Orit Hofshi
“Nebulous”
New York, 245 Tenth Avenue
Orit Hofshi creates her monumental works through a laborious combination of mediums, taking a purist, traditional approach to each. Hofshi’s works on paper are often immersive in size, verging on the scale of installation. In the studio, the artist begins by drawing directly onto pinewood panels, which she herself then carves with hand tools. Hofshi engages in a deeply physical dialogue with pinewood through this process, forming a collaboration with the natural qualities of her materials. The artist prints these woodcuts by hand, rubbing the back of large sheets of handmade paper with a wooden spoon, forgoing the use of presses or assistants. This solitary and labor-intensive process exists as a performative extension of the works themselves.
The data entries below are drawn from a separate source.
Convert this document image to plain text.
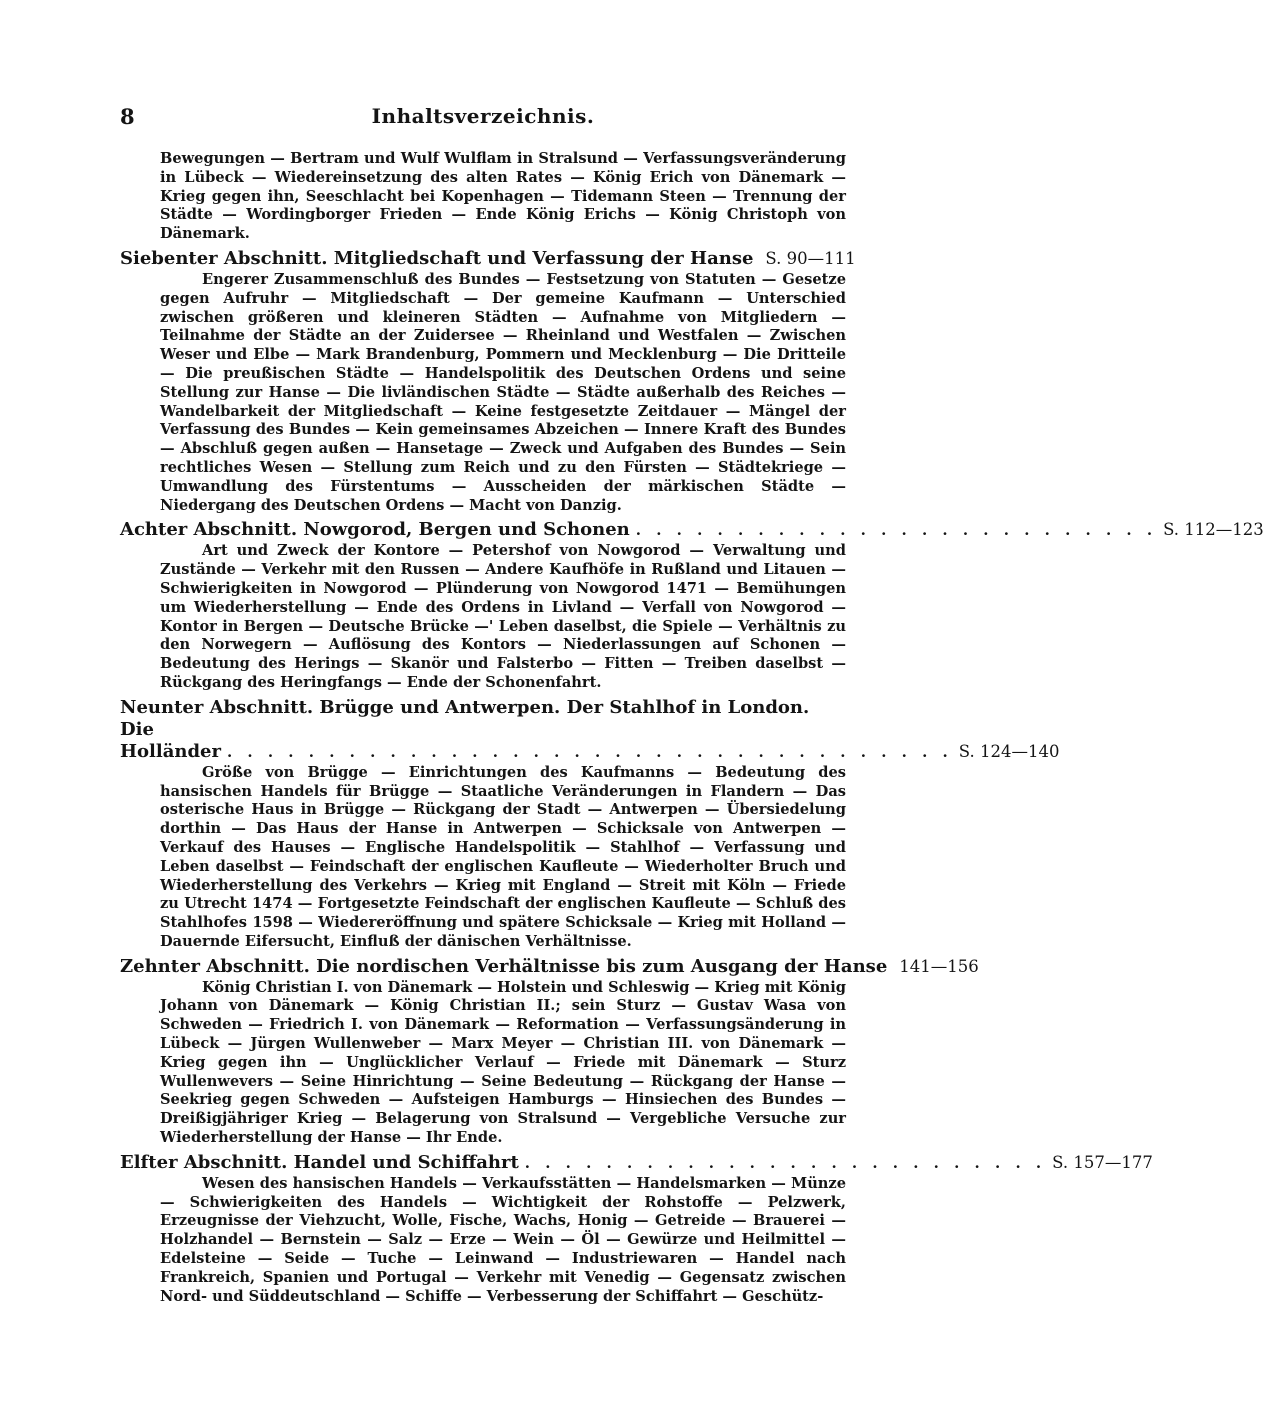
8	Inhaltsverzeichnis.

Bewegungen — Bertram und Wulf Wulflam in Stralsund — Verfassungsveränderung in Lübeck — Wiedereinsetzung des alten Rates — König Erich von Dänemark — Krieg gegen ihn, Seeschlacht bei Kopenhagen — Tidemann Steen — Trennung der Städte — Wordingborger Frieden — Ende König Erichs — König Christoph von Dänemark.

Siebenter Abschnitt. Mitgliedschaft und Verfassung der Hanse S. 90—111

Engerer Zusammenschluß des Bundes — Festsetzung von Statuten — Gesetze gegen Aufruhr — Mitgliedschaft — Der gemeine Kaufmann — Unterschied zwischen größeren und kleineren Städten — Aufnahme von Mitgliedern — Teilnahme der Städte an der Zuidersee — Rheinland und Westfalen — Zwischen Weser und Elbe — Mark Brandenburg, Pommern und Mecklenburg — Die Dritteile — Die preußischen Städte — Handelspolitik des Deutschen Ordens und seine Stellung zur Hanse — Die livländischen Städte — Städte außerhalb des Reiches — Wandelbarkeit der Mitgliedschaft — Keine festgesetzte Zeitdauer — Mängel der Verfassung des Bundes — Kein gemeinsames Abzeichen — Innere Kraft des Bundes — Abschluß gegen außen — Hansetage — Zweck und Aufgaben des Bundes — Sein rechtliches Wesen — Stellung zum Reich und zu den Fürsten — Städtekriege — Umwandlung des Fürstentums — Ausscheiden der märkischen Städte — Niedergang des Deutschen Ordens — Macht von Danzig.

Achter Abschnitt. Nowgorod, Bergen und Schonen . . . . . . . . . . . . . . . . . . . . . . . . . . S. 112—123

Art und Zweck der Kontore — Petershof von Nowgorod — Verwaltung und Zustände — Verkehr mit den Russen — Andere Kaufhöfe in Rußland und Litauen — Schwierigkeiten in Nowgorod — Plünderung von Nowgorod 1471 — Bemühungen um Wiederherstellung — Ende des Ordens in Livland — Verfall von Nowgorod — Kontor in Bergen — Deutsche Brücke —' Leben daselbst, die Spiele — Verhältnis zu den Norwegern — Auflösung des Kontors — Niederlassungen auf Schonen — Bedeutung des Herings — Skanör und Falsterbo — Fitten — Treiben daselbst — Rückgang des Heringfangs — Ende der Schonenfahrt.

Neunter Abschnitt. Brügge und Antwerpen. Der Stahlhof in London. Die
Holländer . . . . . . . . . . . . . . . . . . . . . . . . . . . . . . . . . . . . S. 124—140

Größe von Brügge — Einrichtungen des Kaufmanns — Bedeutung des hansischen Handels für Brügge — Staatliche Veränderungen in Flandern — Das osterische Haus in Brügge — Rückgang der Stadt — Antwerpen — Übersiedelung dorthin — Das Haus der Hanse in Antwerpen — Schicksale von Antwerpen — Verkauf des Hauses — Englische Handelspolitik — Stahlhof — Verfassung und Leben daselbst — Feindschaft der englischen Kaufleute — Wiederholter Bruch und Wiederherstellung des Verkehrs — Krieg mit England — Streit mit Köln — Friede zu Utrecht 1474 — Fortgesetzte Feindschaft der englischen Kaufleute — Schluß des Stahlhofes 1598 — Wiedereröffnung und spätere Schicksale — Krieg mit Holland — Dauernde Eifersucht, Einfluß der dänischen Verhältnisse.

Zehnter Abschnitt. Die nordischen Verhältnisse bis zum Ausgang der Hanse 141—156

König Christian I. von Dänemark — Holstein und Schleswig — Krieg mit König Johann von Dänemark — König Christian II.; sein Sturz — Gustav Wasa von Schweden — Friedrich I. von Dänemark — Reformation — Verfassungsänderung in Lübeck — Jürgen Wullenweber — Marx Meyer — Christian III. von Dänemark — Krieg gegen ihn — Unglücklicher Verlauf — Friede mit Dänemark — Sturz Wullenwevers — Seine Hinrichtung — Seine Bedeutung — Rückgang der Hanse — Seekrieg gegen Schweden — Aufsteigen Hamburgs — Hinsiechen des Bundes — Dreißigjähriger Krieg — Belagerung von Stralsund — Vergebliche Versuche zur Wiederherstellung der Hanse — Ihr Ende.

Elfter Abschnitt. Handel und Schiffahrt . . . . . . . . . . . . . . . . . . . . . . . . . . S. 157—177

Wesen des hansischen Handels — Verkaufsstätten — Handelsmarken — Münze — Schwierigkeiten des Handels — Wichtigkeit der Rohstoffe — Pelzwerk, Erzeugnisse der Viehzucht, Wolle, Fische, Wachs, Honig — Getreide — Brauerei — Holzhandel — Bernstein — Salz — Erze — Wein — Öl — Gewürze und Heilmittel — Edelsteine — Seide — Tuche — Leinwand — Industriewaren — Handel nach Frankreich, Spanien und Portugal — Verkehr mit Venedig — Gegensatz zwischen Nord- und Süddeutschland — Schiffe — Verbesserung der Schiffahrt — Geschütz-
Hofshi’s methodologies encompass not only this distillation of traditional printing technique, but expansions on it. The artist shifts strategies of transferring ink from each woodblock, moving between printing, rubbing, and offsetting, often working in bold, saturated colors. Hofshi also adds drawn elements, incorporating layered movement and texture. These differing techniques play into a sense of alienation and displacement of the complex relationships within and between humankind and the natural world. Her frequent depiction of solitary figures draws on the artist’s philosophy that humanity must overcome adversity, and that growth only comes through reflecting upon one’s own held values, while facing the consequences of their decisions and actions as individuals and as part of society.
Hofshi has maintained a "library" of her carved wood blocks since early on in her career — one that she continually revisits in the creation of new work. The artist deploys recurring imagery of people, structures, and natural landscapes, reconfiguring them into an elliptical, nonlinear narrative in which the drama of the human condition plays out in the open. One particular recurring figure is a self-portrait of the artist, an avatar by which she locates herself within her work’s ongoing allegorical struggle. Hofshi’s own likeness makes clear that these reappearing forms are not just a pictorial strategy, but an existential situation. This replication of imagery throughout the artist’s oeuvre forms a dreamlike logic: a language of symbols that form cycles in an inescapable space, representative of a seemingly endless universal psychic state.
These large-scale works on paper relate natural phenomena with mass social and political events. Drawing from the artist’s experiences witnessing conflict in the Middle East and across the world; the lasting effects of the Holocaust; and crises across history, Hofshi cautiously populates her compositions with expressive subjects engrossed in mysterious yet urgent activity. Mired in uncertainty, they are caught between searching, finding, and intently looking on. She situates these figures in imagined landscapes that are seemingly forever devastated, yet dotted with evidence of former human life.